I try not to flinch every time someone says they are ‘bored of’ something.
Half my brain screams ‘Bored with: it’s tired of; bored with!’ while the other half calmly reasons that language evolves. If young people unanimously decide to go with bored of, who am I to swim against the linguistic tide in my old-fashioned neck-to-knees swimsuit and flowered bathing cap?
And so I gamely dog-paddle on, chin up, through a rising tide of complaints, kids bored of this, bored of that, and try to focus on the real issue…
And that is the belief that being bored is somehow a bad thing.Something to be avoided at all costs. Or fended off with scheduled activities or screen time courtesy of the ubiquitous array of electronic boredom busters.
Lordy me, when did boredom become such a threat? Once upon a time, anyone with the temerity (or lack of imagination) to be bored was either given a job to do or told to make their own fun.
Nowadays, someone passes them an iPad. Or turns on the telly.

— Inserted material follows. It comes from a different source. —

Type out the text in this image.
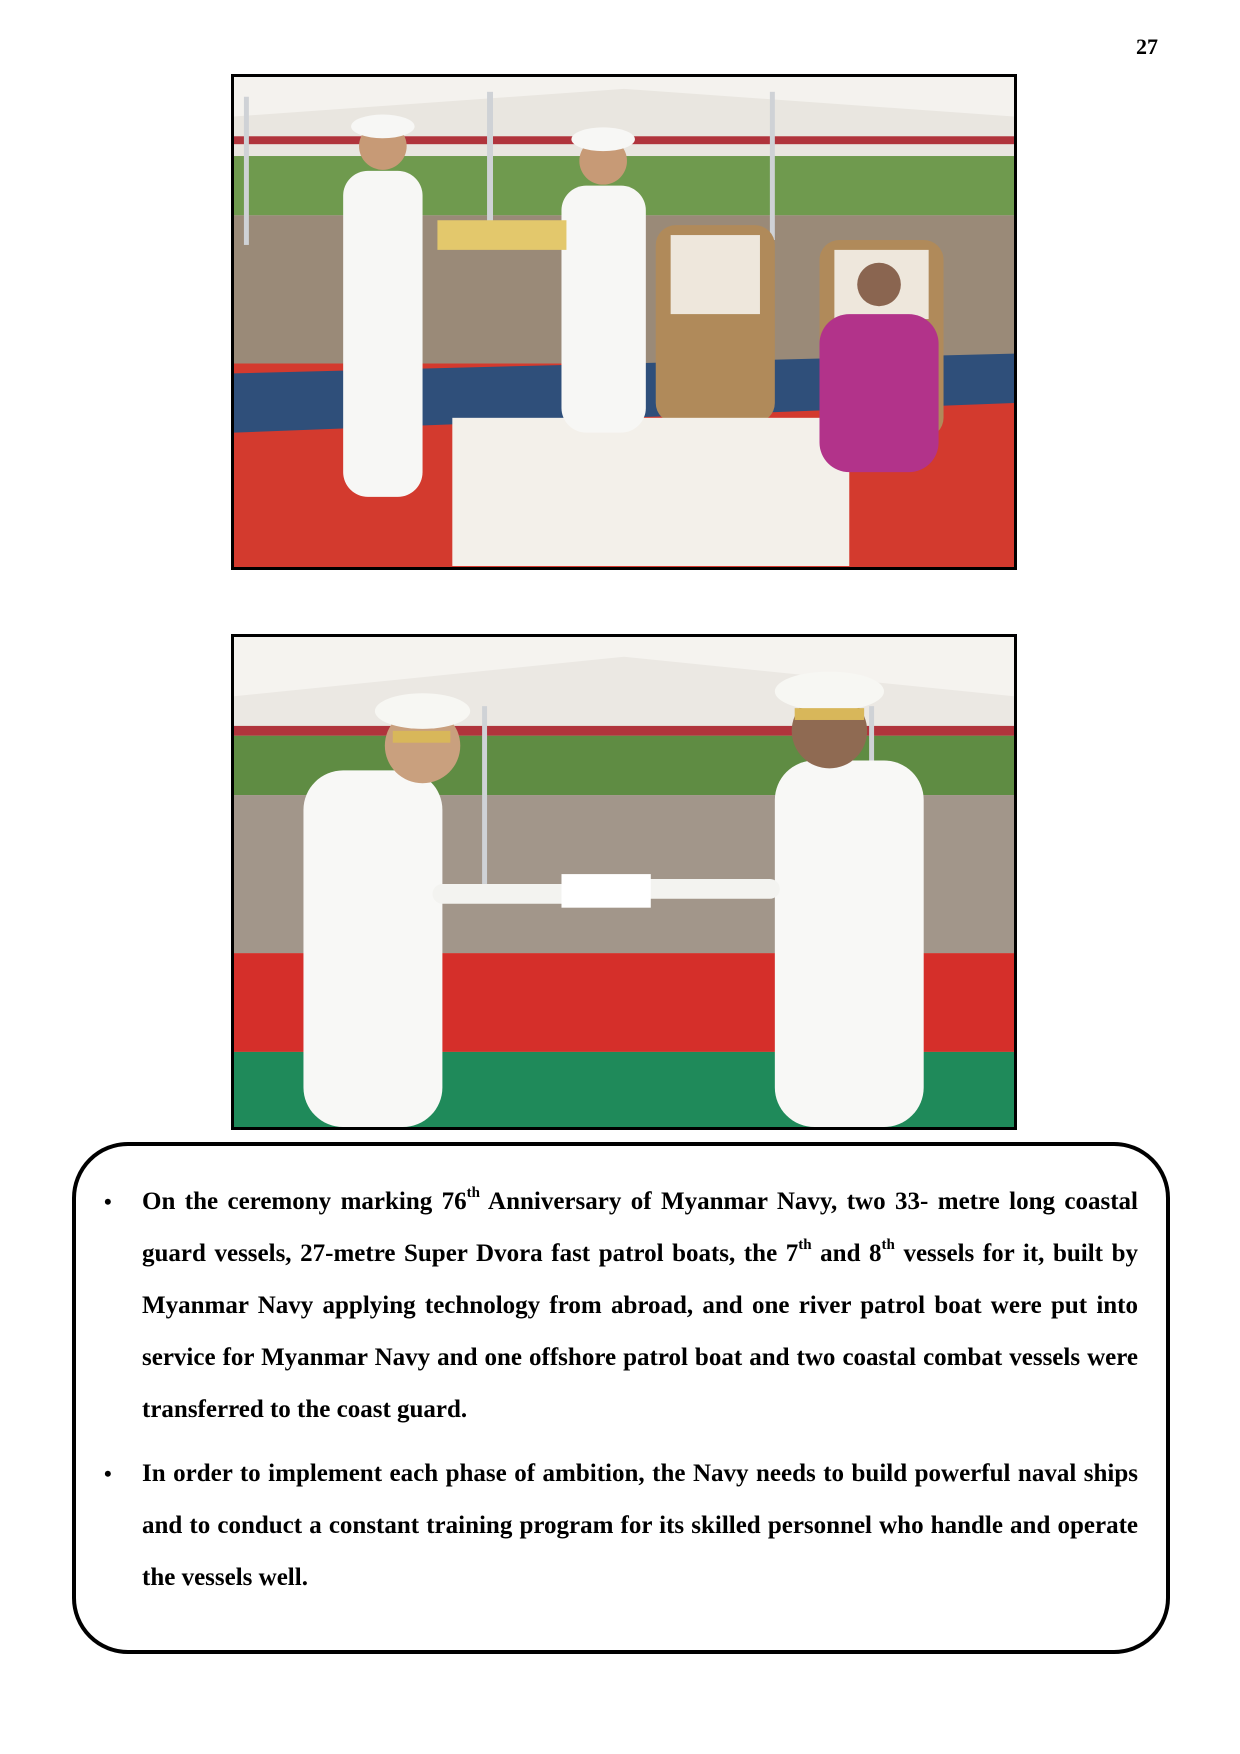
27
• On the ceremony marking 76th Anniversary of Myanmar Navy, two 33- metre long coastal guard vessels, 27-metre Super Dvora fast patrol boats, the 7th and 8th vessels for it, built by Myanmar Navy applying technology from abroad, and one river patrol boat were put into service for Myanmar Navy and one offshore patrol boat and two coastal combat vessels were transferred to the coast guard.
• In order to implement each phase of ambition, the Navy needs to build powerful naval ships and to conduct a constant training program for its skilled personnel who handle and operate the vessels well.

No-one tells kids the truth. That boredom is their friend. It’s where creativity is sparked, ideas are born. It’s that space in our busy lives where we can take the time to amble aimlessly, discover hidden worlds, dream up a story, paint a picture, write a song, build a better mouse trap.
The mind is a marvelous thing. Give it some space to meander and it will surprise you. I know this because all my stories have been daydreamed into existence. I once spent three entire months thinking about a kid called Henry Hoey Hobson before I wrote the first word of his story. Other stories have simmered on the back hotplate of my mind, sometimes for years, till a lull in the busy-busy of life created space for it to move to the front burner.
So don’t fill let your kids fill their days with busy-busy. Even if you’re a mad scheduler and can’t help yourself, schedule some time out for them. Every day. No activities. No screens. No homework.
Let them be bored. Allow them to daydream. And watch their creativity flow.